Put aside your feelings, Mom. Were you a doormat because you sent her to college in the first place? Honestly, you seem to expect her to be the adult, when you sound like her.
Now, I realize that you are venting here. And that's good, because it's better than venting in front of her. She is in a great deal of pain. Think of it from the prospective of how YOU would have felt if your husband had dumped you oh so long ago. She probably feels that she can't get past her pain where she is now, so she is looking towards another place to help her move past this.
What you told her about money and marriage is spot on. But she is NOT getting married. So tell her that what you would have spent at the original school is what you will pay now. Tell her that if she can't transfer all of her classes and ends up needing to stay longer, the extra is on her. Tell her that 4 years is your max. Look up the figure that you pay per semester and tell her that anything over that is her responsibility if she changes schools. Tell her to make sure she has the money to pay the difference the first semester at the new place before she transfers.

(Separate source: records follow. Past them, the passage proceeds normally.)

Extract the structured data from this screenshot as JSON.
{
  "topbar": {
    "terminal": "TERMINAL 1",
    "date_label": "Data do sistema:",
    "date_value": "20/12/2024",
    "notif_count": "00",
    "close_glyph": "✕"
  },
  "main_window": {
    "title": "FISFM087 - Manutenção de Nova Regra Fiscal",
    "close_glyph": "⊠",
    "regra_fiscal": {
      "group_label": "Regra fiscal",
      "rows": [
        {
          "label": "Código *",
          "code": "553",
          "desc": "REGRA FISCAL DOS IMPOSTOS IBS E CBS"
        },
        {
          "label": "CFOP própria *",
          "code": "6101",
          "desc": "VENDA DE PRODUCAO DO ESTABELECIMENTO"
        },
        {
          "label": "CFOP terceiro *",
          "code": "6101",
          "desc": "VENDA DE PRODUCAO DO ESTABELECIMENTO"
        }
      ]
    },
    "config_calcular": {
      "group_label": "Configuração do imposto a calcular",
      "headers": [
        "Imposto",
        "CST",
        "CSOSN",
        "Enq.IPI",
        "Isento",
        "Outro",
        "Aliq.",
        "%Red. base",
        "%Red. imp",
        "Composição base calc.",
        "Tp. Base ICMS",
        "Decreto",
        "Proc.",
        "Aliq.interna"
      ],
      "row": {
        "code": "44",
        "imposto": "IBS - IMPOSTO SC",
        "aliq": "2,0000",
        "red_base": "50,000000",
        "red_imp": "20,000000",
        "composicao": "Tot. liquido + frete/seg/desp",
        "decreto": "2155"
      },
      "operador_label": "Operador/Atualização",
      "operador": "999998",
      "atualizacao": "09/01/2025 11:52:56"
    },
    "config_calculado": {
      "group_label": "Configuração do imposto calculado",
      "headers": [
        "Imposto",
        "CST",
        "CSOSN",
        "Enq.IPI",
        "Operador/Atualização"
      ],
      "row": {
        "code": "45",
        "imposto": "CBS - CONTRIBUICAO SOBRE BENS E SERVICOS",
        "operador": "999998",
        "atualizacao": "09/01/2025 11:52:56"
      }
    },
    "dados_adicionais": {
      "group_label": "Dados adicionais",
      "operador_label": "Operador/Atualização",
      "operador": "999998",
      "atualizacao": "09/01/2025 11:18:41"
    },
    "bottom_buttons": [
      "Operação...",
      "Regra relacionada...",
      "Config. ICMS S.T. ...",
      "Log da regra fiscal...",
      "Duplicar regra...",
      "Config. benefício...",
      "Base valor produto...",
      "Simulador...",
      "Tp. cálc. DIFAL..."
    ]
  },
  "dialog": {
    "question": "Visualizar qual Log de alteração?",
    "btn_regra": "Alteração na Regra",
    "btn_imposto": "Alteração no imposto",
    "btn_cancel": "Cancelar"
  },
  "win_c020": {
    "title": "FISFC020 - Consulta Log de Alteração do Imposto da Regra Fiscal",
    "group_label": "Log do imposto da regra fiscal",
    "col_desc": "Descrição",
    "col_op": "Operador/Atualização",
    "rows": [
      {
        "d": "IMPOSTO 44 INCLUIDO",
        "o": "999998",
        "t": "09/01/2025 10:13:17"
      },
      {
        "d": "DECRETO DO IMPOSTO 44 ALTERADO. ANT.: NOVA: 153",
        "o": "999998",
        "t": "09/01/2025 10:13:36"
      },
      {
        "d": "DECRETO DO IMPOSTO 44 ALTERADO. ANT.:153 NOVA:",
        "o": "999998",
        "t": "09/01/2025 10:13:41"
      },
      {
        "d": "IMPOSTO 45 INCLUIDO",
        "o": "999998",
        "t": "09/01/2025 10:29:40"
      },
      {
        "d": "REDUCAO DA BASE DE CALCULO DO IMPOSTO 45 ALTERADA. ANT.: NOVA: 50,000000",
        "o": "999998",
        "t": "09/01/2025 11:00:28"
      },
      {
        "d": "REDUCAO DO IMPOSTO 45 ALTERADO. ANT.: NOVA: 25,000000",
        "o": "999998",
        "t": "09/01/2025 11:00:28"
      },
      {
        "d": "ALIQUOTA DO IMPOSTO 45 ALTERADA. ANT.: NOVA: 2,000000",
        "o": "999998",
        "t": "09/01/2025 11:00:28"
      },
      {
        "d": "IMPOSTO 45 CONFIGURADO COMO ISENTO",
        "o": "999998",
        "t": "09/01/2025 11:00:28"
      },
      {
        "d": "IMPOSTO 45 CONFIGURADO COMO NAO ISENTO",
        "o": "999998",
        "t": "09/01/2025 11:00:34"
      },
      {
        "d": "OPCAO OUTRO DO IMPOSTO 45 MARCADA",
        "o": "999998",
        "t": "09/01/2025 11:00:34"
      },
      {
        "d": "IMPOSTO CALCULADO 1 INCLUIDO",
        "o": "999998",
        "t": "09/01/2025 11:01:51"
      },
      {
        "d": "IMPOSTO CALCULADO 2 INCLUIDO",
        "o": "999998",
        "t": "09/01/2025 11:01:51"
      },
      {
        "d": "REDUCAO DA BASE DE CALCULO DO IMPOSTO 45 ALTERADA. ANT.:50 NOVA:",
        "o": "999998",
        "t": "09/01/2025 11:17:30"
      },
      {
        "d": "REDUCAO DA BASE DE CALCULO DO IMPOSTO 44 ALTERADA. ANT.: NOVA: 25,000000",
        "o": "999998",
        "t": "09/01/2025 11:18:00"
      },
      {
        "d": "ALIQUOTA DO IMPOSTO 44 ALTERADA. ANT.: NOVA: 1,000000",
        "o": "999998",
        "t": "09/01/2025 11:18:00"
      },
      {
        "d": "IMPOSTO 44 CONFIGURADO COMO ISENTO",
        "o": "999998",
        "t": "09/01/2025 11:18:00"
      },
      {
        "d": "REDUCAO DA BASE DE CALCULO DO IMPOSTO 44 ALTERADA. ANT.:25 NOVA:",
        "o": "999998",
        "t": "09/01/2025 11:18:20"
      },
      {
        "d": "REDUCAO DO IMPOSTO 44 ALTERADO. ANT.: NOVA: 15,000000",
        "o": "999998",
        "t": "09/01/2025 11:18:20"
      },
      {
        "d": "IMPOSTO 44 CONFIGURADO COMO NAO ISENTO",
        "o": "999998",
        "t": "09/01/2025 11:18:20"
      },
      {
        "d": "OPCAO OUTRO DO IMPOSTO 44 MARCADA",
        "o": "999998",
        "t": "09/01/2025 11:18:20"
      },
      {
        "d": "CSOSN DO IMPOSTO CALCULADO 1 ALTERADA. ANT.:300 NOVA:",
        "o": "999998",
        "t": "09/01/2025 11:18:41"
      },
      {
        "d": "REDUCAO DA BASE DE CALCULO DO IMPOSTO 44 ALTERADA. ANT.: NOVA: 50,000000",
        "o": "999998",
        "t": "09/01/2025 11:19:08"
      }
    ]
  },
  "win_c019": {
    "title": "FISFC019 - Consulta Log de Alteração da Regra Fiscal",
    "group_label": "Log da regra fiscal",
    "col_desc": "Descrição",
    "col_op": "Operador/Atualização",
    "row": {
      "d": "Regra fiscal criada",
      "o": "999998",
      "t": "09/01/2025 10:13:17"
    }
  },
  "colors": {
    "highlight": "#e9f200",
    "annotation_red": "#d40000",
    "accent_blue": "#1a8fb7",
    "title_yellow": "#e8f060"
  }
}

Then say nothing else. Let her do all the legwork. Don't make phone calls for her. She has to want this enough to make it happen.
If you look back on your life, and are honest about it, you "grew up" and then regressed, grew up some more, and then regressed, etc. Indeed, some people regress just being around their parents. It takes time and years for kids to grow up. Personally, I think in some way you should be proud of her for trying to actually think about how she can pay her own way. She obviously did some research into it and found out how hard it would be to do that.
So - show her how an adult acts. Tell her the nuts and bolts. Go back to the original plan. Don't lecture her. Then let her figure it out. What you won't have is a daughter getting married. Isn't that what you wanted in the first place? So don't push her into it by hanging the money thing over her head now.